People scream at them when they involve themselves in surveillance capitalism so yeah, spending a ton of money that could have gone into firefox development to instead buy an ad company so they can start spying on us while we use the internet isn't helping.

> Nobody wants to pay for a browser, browsers are essentially incredibly complex nowadays, and I have yet to hear how in the world are browsers supposed to get funding.

Are web browsers more "incredibly complex" than linux? I don't understand how people assume that web browsers are impossible to develop without selling users to the marketing industry while somehow linux and countless other open source projects have never once needed to do that.

Mozilla could at the very least try letting users pay for firefox development like users have been asking them to before they jump to selling firefox users out to the ad industry.

> And of course they want to cater to advertisers because it is advertising that maintains the open web

Advertising doesn't maintain the open web, it poisons it.

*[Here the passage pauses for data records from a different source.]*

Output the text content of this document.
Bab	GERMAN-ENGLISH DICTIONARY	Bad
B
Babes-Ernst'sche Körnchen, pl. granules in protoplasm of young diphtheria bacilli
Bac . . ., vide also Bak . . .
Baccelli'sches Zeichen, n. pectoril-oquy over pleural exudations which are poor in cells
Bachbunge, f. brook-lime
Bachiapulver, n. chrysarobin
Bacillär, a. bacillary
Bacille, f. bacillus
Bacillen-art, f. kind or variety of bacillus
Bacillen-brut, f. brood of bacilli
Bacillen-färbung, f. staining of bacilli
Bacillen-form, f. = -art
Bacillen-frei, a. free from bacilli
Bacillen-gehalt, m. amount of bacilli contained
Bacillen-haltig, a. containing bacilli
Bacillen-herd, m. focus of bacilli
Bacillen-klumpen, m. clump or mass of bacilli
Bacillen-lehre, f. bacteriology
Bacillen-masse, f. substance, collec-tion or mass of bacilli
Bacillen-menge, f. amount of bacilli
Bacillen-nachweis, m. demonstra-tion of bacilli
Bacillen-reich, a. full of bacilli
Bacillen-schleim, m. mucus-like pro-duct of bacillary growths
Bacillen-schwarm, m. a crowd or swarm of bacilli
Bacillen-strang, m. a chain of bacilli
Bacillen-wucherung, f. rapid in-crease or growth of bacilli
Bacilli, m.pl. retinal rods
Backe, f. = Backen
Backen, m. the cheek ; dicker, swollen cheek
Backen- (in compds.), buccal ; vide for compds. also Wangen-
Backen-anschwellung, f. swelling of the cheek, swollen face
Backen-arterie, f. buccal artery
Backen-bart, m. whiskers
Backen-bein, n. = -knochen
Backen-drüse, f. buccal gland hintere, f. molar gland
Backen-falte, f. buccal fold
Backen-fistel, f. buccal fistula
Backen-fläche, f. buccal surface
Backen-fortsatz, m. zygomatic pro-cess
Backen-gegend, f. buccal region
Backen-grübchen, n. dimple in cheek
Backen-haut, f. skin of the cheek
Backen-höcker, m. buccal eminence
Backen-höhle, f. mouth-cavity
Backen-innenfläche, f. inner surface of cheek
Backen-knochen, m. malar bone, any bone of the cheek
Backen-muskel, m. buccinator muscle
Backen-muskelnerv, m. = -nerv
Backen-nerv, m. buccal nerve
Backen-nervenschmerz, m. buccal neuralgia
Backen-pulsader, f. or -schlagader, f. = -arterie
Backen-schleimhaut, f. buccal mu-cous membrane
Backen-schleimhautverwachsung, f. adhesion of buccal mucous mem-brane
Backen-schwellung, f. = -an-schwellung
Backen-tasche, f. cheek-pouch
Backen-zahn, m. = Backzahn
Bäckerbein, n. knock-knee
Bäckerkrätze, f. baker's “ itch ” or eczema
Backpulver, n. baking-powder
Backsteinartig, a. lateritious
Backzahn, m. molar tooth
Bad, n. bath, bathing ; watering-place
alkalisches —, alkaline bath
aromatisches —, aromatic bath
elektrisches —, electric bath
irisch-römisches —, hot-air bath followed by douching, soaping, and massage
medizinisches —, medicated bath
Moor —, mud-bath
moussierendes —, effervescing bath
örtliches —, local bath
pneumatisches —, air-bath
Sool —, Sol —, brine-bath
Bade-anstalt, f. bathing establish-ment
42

> And the open web is also dying, because people have been moving to mobile apps,

That's because many people don't own even computers anymore. Even where computers haven't been entirely replaced by devices that are designed for data collection and mindless content consumption, the cell phone is the computer that people have with them at all times. The dire situation around computing in general wouldn't be so bleak if we could get some decent and affordable mobile devices that weren't designed to spy on us, but I guess you might see it as that spying being what maintains the computer industry.